There was recently a question asking whether it was a good idea in Java to assign the results of calling a getter to a local variable to avoid multiple calls to the same accessor. I can't find the original post but the consensus seemed to be that this generally isn't necessary as Hotspot will optimise away the method call overhead anyway.
However, what is the view on employing this technique to avoid multiple casts? At the moment I'm faced with a choice between:
if (a instanceof Foo) {
// Cast once and assign to local variable.
Foo foo = (Foo)a;
if (foo.getB() == 1 && foo.getC() == 2) {
...
}
}
OR
if (a instanceof Foo) {
// Cast twice making code compact but possibly less readable.

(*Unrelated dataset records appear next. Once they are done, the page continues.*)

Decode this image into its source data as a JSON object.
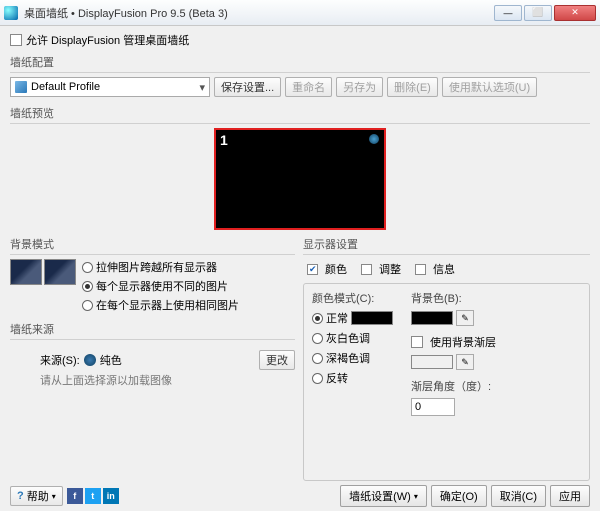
{
  "window": {
    "title": "桌面墙纸 • DisplayFusion Pro 9.5 (Beta 3)"
  },
  "allow_label": "允许 DisplayFusion 管理桌面墙纸",
  "sections": {
    "profile": "墙纸配置",
    "preview": "墙纸预览",
    "bg_mode": "背景模式",
    "source": "墙纸来源",
    "monitor": "显示器设置"
  },
  "profile": {
    "selected": "Default Profile",
    "buttons": {
      "save": "保存设置...",
      "rename": "重命名",
      "saveas": "另存为",
      "delete": "删除(E)",
      "use_default": "使用默认选项(U)"
    }
  },
  "preview": {
    "monitor_number": "1"
  },
  "bg_mode": {
    "opt1": "拉伸图片跨越所有显示器",
    "opt2": "每个显示器使用不同的图片",
    "opt3": "在每个显示器上使用相同图片"
  },
  "source": {
    "label": "来源(S):",
    "value": "纯色",
    "change": "更改",
    "hint": "请从上面选择源以加载图像"
  },
  "tabs": {
    "color": "颜色",
    "adjust": "调整",
    "info": "信息"
  },
  "color_panel": {
    "mode_label": "颜色模式(C):",
    "modes": {
      "normal": "正常",
      "gray": "灰白色调",
      "sepia": "深褐色调",
      "invert": "反转"
    },
    "bg_color_label": "背景色(B):",
    "use_bg_layer": "使用背景渐层",
    "angle_label": "渐层角度（度）:",
    "angle_value": "0"
  },
  "footer": {
    "help": "帮助",
    "wallpaper_settings": "墙纸设置(W)",
    "ok": "确定(O)",
    "cancel": "取消(C)",
    "apply": "应用"
  }
}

// Also, is there an overhead in multiple casts?
if (((Foo)a).getB() == 1 && ((Foo)a).getC() == 2) {
...
}
}
I prefer creating the local variable rather than always casting because of readability issues. Code readability, for me (or other developers working on the same code), is an important issue.

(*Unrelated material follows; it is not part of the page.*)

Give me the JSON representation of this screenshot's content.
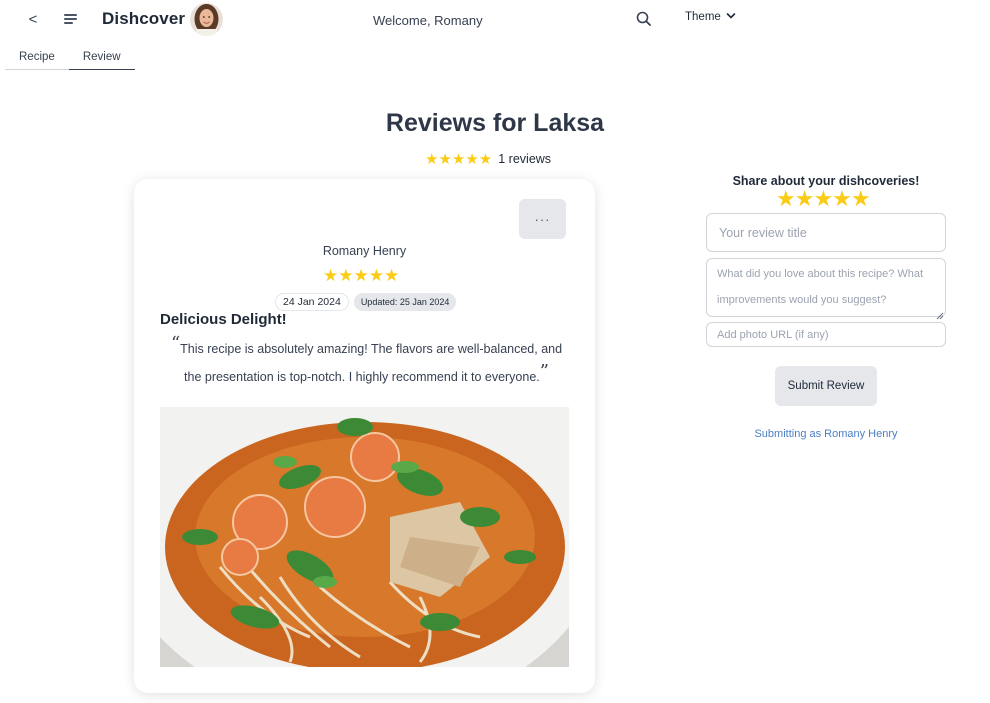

Worrying about performance at this stage strikes me as an example of the "premature optimization" pattern.
Definitely go with the first. The performance difference is likely to be irrelevant, but the readability is definitely improved.
In addition to removing the casts, it also means you get to use a different name - after all, you now know more about this variable, so it may well make sense to give it a more specific name. That's not always the case, but it can be. The "introduce local variable for the sake of naming a value" refactoring technique is an underappreciated one, even without the casts...
I prefer the first, as it looks more clean. The second is starting to look like Lisp
. But it's just a personal opinion.
I'd say the important thing is not to optimise prematurely. If there is an overhead to casting, it's likely to be so small that it would be effectively unnoticeable in practice. Unless this code snippet formed the majority of your application's CPU time, I don't think you'd see any measurable performance difference between the two.
Consequently I'd also go for the first option as it looks cleaner and is easier to understand and modify - much more important than executing a couple of clock cycles faster in 99.99% of situations.